PARENTS overreacting to complaints by the child and rushing to school to confront his or her teacher, sometimes physically, is no laughing matter.
To offer them a better approach, the National Union of the Teaching Profession (NUTP) plans to draw up guidelines for a Code of Ethics.
Newly-elected NUTP president, Kamarozaman Abd Razak, who assumed his new role at an exco meeting last Saturday said: “With the code of ethics, parents will have to follow a standard operating procedure, such as setting up a meeting with the principal, instead of going directly to a teacher to voice their complaints.”
Kamarozaman clarified that this move is not designed to persecute parents, but to protect teachers.
It will also ensure that parents take a more disciplined approach to solve an issue they are unhappy about. That, in turn, will set a good example for their children and other students.
“There are various codes of ethics for teachers, but none for parents. But these codes exist in other countries, so we can use them as a guideline to deter parents from taking things into their own hands,” he said.

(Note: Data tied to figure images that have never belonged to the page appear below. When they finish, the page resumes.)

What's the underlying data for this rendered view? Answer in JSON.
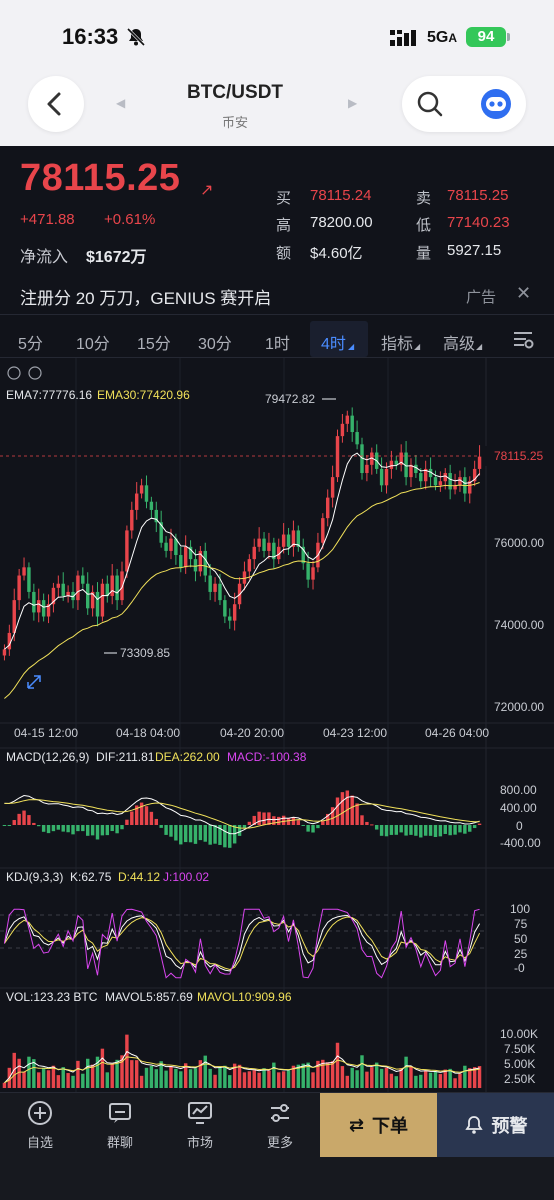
{
  "status_bar": {
    "time": "16:33",
    "network": "5G",
    "network_suffix": "A",
    "battery": "94"
  },
  "header": {
    "pair": "BTC/USDT",
    "exchange": "币安"
  },
  "ticker": {
    "last_price": "78115.25",
    "change_abs": "+471.88",
    "change_pct": "+0.61%",
    "net_inflow_label": "净流入",
    "net_inflow_value": "$1672万",
    "stats": [
      {
        "k": "买",
        "v": "78115.24",
        "red": true
      },
      {
        "k": "卖",
        "v": "78115.25",
        "red": true
      },
      {
        "k": "高",
        "v": "78200.00",
        "red": false
      },
      {
        "k": "低",
        "v": "77140.23",
        "red": true
      },
      {
        "k": "额",
        "v": "$4.60亿",
        "red": false
      },
      {
        "k": "量",
        "v": "5927.15",
        "red": false
      }
    ]
  },
  "ad": {
    "text": "注册分 20 万刀，GENIUS 赛开启",
    "tag": "广告"
  },
  "timeframes": [
    "5分",
    "10分",
    "15分",
    "30分",
    "1时",
    "4时",
    "指标",
    "高级"
  ],
  "active_timeframe": "4时",
  "colors": {
    "up": "#e8454b",
    "down": "#36b26b",
    "accent": "#4a8cff",
    "ema7": "#ffffff",
    "ema30": "#f0e05a",
    "gold": "#c9a86a"
  },
  "main_chart": {
    "ema_label": "EMA7:77776.16",
    "ema30_label": "EMA30:77420.96",
    "price_ticks": [
      "78115.25",
      "76000.00",
      "74000.00",
      "72000.00"
    ],
    "high_marker": "79472.82",
    "low_marker": "73309.85",
    "time_ticks": [
      "04-15 12:00",
      "04-18 04:00",
      "04-20 20:00",
      "04-23 12:00",
      "04-26 04:00"
    ]
  },
  "macd": {
    "label": "MACD(12,26,9)",
    "dif": "DIF:211.81",
    "dea": "DEA:262.00",
    "macd": "MACD:-100.38",
    "ticks": [
      "800.00",
      "400.00",
      "0",
      "-400.00"
    ]
  },
  "kdj": {
    "label": "KDJ(9,3,3)",
    "k": "K:62.75",
    "d": "D:44.12",
    "j": "J:100.02",
    "ticks": [
      "100",
      "75",
      "50",
      "25",
      "-0"
    ]
  },
  "vol": {
    "label": "VOL:123.23 BTC",
    "mavol5": "MAVOL5:857.69",
    "mavol10": "MAVOL10:909.96",
    "ticks": [
      "10.00K",
      "7.50K",
      "5.00K",
      "2.50K"
    ]
  },
  "chart_data": {
    "type": "candlestick",
    "x_range": [
      "04-14 12:00",
      "04-26 16:00"
    ],
    "y_range": [
      72000,
      80000
    ],
    "highlights": {
      "high": 79472.82,
      "low": 73309.85,
      "last": 78115.25
    },
    "ema7_last": 77776.16,
    "ema30_last": 77420.96
  },
  "nav": {
    "items": [
      "自选",
      "群聊",
      "市场",
      "更多"
    ],
    "order_label": "下单",
    "alert_label": "预警"
  }
}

The idea for a set of guidelines for parents was proposed by NUTP to the government three weeks ago at a meeting between both parties.
“I understand why they want to do this, as parents these days can be quite a handful,” said a mother of three, Ellen Kiong. “But I also want to know what the guidelines entail.”
Kiong said she had seen parents getting upset with teachers when their kids fall and scrape a knee during playtime in school.
Another mother of three, Sagayah Mary Puttagunta, said: “I don’t think we need a Code of Ethics. We’ll only be wasting paper!”
She elaborated that parents these days are more hands on and involved in their child’s school because there is a need to.
“We don’t get circulars from the government telling us about a new ruling, so we have to find out on our own,” she said.
Abdul Wahab Kadir, who has one school-going child, also does not support the idea for a Code of Ethics for parents.
“What are they going to put in it? Better still, how are they going to implement it?” he asked.
During the exco meeting, Chan Tai Chung took over the role of NUTP deputy president from Tey Meng Seng, who retired in February. Kamarozaman replaced Hashim Adnan, who retired on Sept 9.
Among the other initiatives NUTP would like to implement are to reduce the workload of teachers and introduce teacher assistants in schools.